Хотел добавить «душу вложить», но не стал.
— Нет, ну конечно, если только для денег, то и ладно, нормальный такой «Эдем», бордель качественный, да.
Яша горлом пророкотал что-то, но Витька поднял руку, блеснул целлофан пачки в кулаке:
— Да, бордель. И все. Меня ты зачем зацепил? А? Зачем? Значит, больше хочешь, чем просто телок продавать приезжим мудилам. А кто тебе еще скажет, а? Если не я?
— Да-а-а, — протянул Яша, — такого дурня, чтоб мне перечил, еще найди. Никто, верно.
— Ну, вот…
Огонек сигареты ярчал и тускнел, море накатывалось на песок и отползало, из закутанных окон толкался праздничный шум.
— Ладно. Будем считать, понял я. И куда идти-то?
— Не знаю. Про тебя — не знаю, честно. Сам должен.
— Не научишь, значит.
— Рано мне учить. Вот увидеть и сказать — получилось или нет, умею.

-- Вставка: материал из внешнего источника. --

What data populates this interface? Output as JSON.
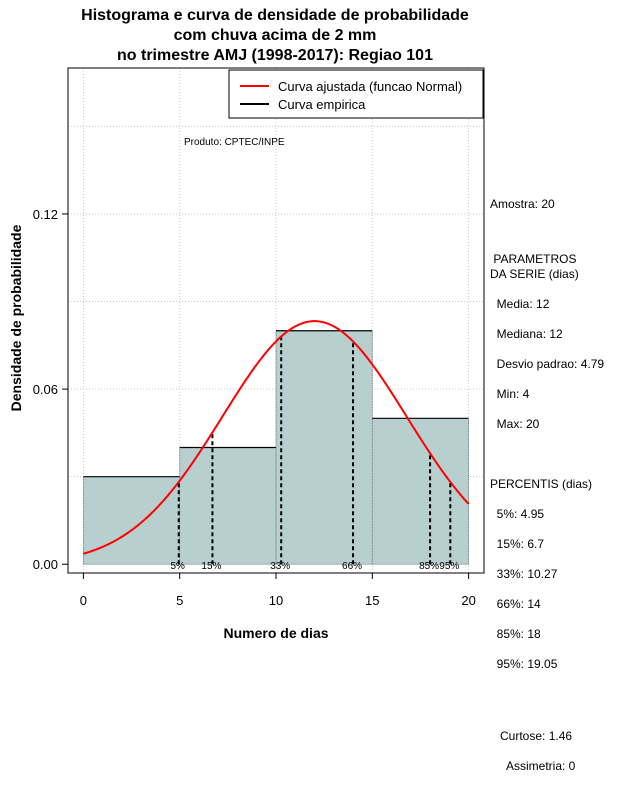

Прочее — думать еще надо.
Яша выбросил окурок на песок. Красный огонек становился ярче под ветром, умирая.
— Наталья напилась, кемарит. А плакала, что я без нее собрался спраздновать. Ну ниче, к часам я ее вытащу, да хоть из койки. Пошли, что ли?
Витька повернулся к узкой темноте прохода. И Яша сказал ему в спину:
— Но до конца досидишь, понял, разрисованный? Как уговорились. Удивлю еще тебя… Пошли, там Рита станцует, у ней сегодня особенный день, так что щас спляшет и за столик, отдохнет.

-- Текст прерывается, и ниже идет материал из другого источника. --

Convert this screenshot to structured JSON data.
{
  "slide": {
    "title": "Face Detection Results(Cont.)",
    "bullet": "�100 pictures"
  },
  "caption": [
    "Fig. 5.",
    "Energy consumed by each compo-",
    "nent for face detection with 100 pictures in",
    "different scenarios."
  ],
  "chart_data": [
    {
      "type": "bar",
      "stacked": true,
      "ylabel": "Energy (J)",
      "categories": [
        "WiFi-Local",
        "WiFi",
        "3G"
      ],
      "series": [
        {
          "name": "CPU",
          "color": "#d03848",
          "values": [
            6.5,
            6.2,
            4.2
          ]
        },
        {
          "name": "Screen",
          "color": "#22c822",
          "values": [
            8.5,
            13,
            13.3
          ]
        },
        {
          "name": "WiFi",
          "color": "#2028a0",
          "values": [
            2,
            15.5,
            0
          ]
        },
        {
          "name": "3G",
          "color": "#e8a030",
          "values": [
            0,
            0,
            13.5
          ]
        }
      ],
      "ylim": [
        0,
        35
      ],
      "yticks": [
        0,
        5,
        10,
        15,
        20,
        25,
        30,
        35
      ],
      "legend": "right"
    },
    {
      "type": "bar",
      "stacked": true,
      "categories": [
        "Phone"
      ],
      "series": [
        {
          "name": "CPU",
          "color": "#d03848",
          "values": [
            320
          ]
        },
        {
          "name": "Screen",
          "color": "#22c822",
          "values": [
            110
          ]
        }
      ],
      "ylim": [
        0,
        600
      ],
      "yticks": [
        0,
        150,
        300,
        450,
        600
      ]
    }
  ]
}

В желтом, ласково теплом коридоре, Витька спросил:
— Штатив есть? Я бы в зале поснимал.
— Свет же плохой?
— Хочется, Яков Иваныч.
— Все есть.
Штатив в зал принес Генка. Подал и встал черной фигурой, не глядя на Яшу.
— Ну, что застыл, — музыка отдыхала, но шум в зале не смолкал, уже в сильном хмелю все говорили наперебой и смеялись громко, костлявая дама, путаясь в подоле вечернего платья, роняла на чужом соседнем столе бокалы, наливая в свой, который держала косо.

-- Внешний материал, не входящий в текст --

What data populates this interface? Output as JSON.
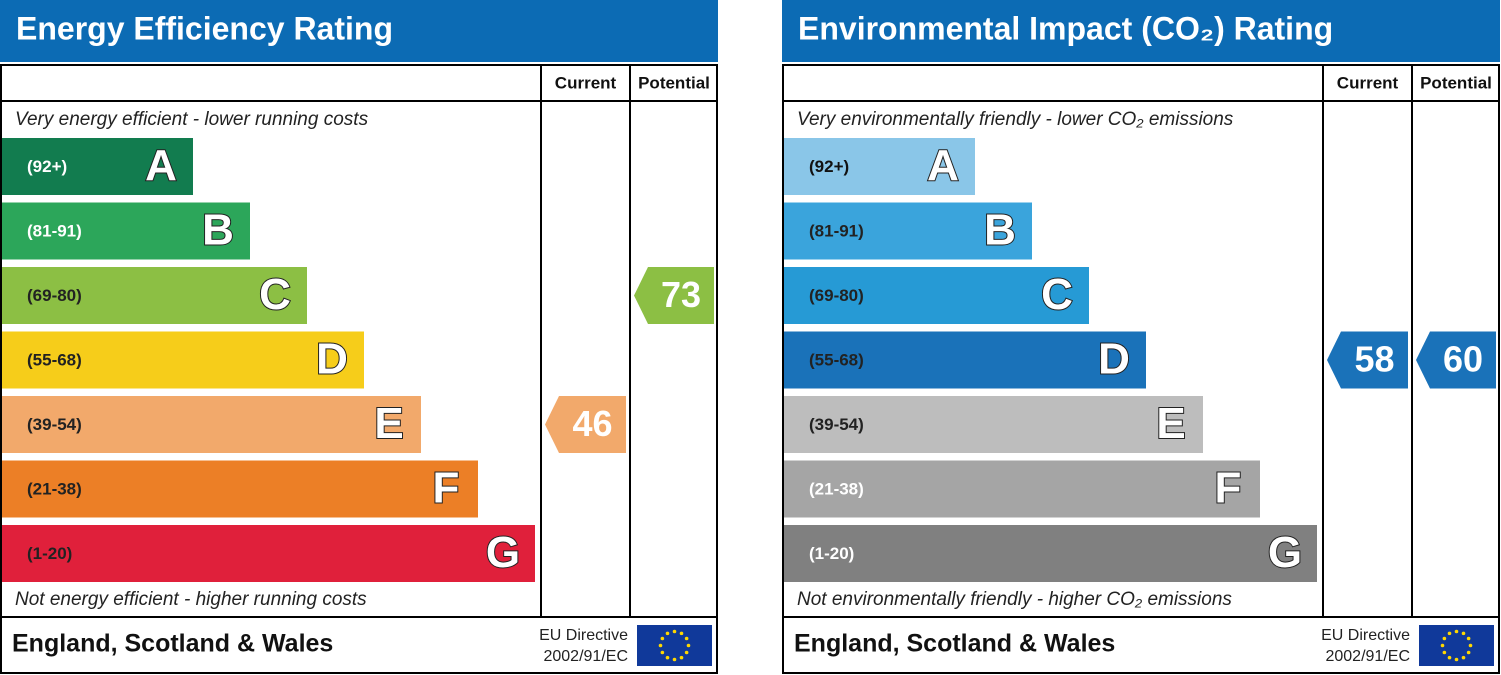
{
  "chart_data": [
    {
      "type": "epc",
      "title": "Energy Efficiency Rating",
      "columns": [
        "Current",
        "Potential"
      ],
      "top_note": "Very energy efficient - lower running costs",
      "bottom_note": "Not energy efficient - higher running costs",
      "bands": [
        {
          "range": "(92+)",
          "letter": "A",
          "color": "#127c4f",
          "label_color": "#ffffff"
        },
        {
          "range": "(81-91)",
          "letter": "B",
          "color": "#2ca65a",
          "label_color": "#ffffff"
        },
        {
          "range": "(69-80)",
          "letter": "C",
          "color": "#8cbf44",
          "label_color": "#222222"
        },
        {
          "range": "(55-68)",
          "letter": "D",
          "color": "#f6cd1a",
          "label_color": "#222222"
        },
        {
          "range": "(39-54)",
          "letter": "E",
          "color": "#f2a96b",
          "label_color": "#222222"
        },
        {
          "range": "(21-38)",
          "letter": "F",
          "color": "#ec7f26",
          "label_color": "#222222"
        },
        {
          "range": "(1-20)",
          "letter": "G",
          "color": "#e0203b",
          "label_color": "#222222"
        }
      ],
      "current": 46,
      "potential": 73,
      "footer": "England, Scotland & Wales",
      "directive": [
        "EU Directive",
        "2002/91/EC"
      ]
    },
    {
      "type": "epc",
      "title": "Environmental Impact (CO₂) Rating",
      "columns": [
        "Current",
        "Potential"
      ],
      "top_note": "Very environmentally friendly - lower CO₂ emissions",
      "bottom_note": "Not environmentally friendly - higher CO₂ emissions",
      "bands": [
        {
          "range": "(92+)",
          "letter": "A",
          "color": "#8ac6e8",
          "label_color": "#111111"
        },
        {
          "range": "(81-91)",
          "letter": "B",
          "color": "#3aa4dc",
          "label_color": "#222222"
        },
        {
          "range": "(69-80)",
          "letter": "C",
          "color": "#269ad5",
          "label_color": "#222222"
        },
        {
          "range": "(55-68)",
          "letter": "D",
          "color": "#1a72b9",
          "label_color": "#222222"
        },
        {
          "range": "(39-54)",
          "letter": "E",
          "color": "#bdbdbd",
          "label_color": "#222222"
        },
        {
          "range": "(21-38)",
          "letter": "F",
          "color": "#a5a5a5",
          "label_color": "#ffffff"
        },
        {
          "range": "(1-20)",
          "letter": "G",
          "color": "#808080",
          "label_color": "#ffffff"
        }
      ],
      "current": 58,
      "potential": 60,
      "footer": "England, Scotland & Wales",
      "directive": [
        "EU Directive",
        "2002/91/EC"
      ]
    }
  ]
}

Яша усмехался, рассматривая Генку:
— Иди пока что, позову позже, когда в зал пойдем, понял?
В свете с подиума Витька рассмотрел штатив, подтянул крепления, навинтил фотоаппарат. Отрицательно покачал головой на предложение сделать свет поярче:
— Вы гуляйте, гуляйте. Я тут просто, пока вот, похожу, посмотрю.
И пошел по залу, останавливаясь, оглядываясь, таща в руке тонкую треножку, не ставил и не смотрел в видоискатель. Шел и слушал, как внутри шампанские мурашки, задремавшие было, снова построились и пошли, укалывая в разные неожиданные точки — в пальцы изнутри, в запястья, и вдруг сразу в пах и под солнечное сплетение, а потом в висок.
«Темная темнота яркая темнота лица глаза вон спинку как развернула народ готов готов народ к разврату глазом и плечиком и золото на волосах губы какие о-о-о губки какие и ручку тяни держи ручку над столом…»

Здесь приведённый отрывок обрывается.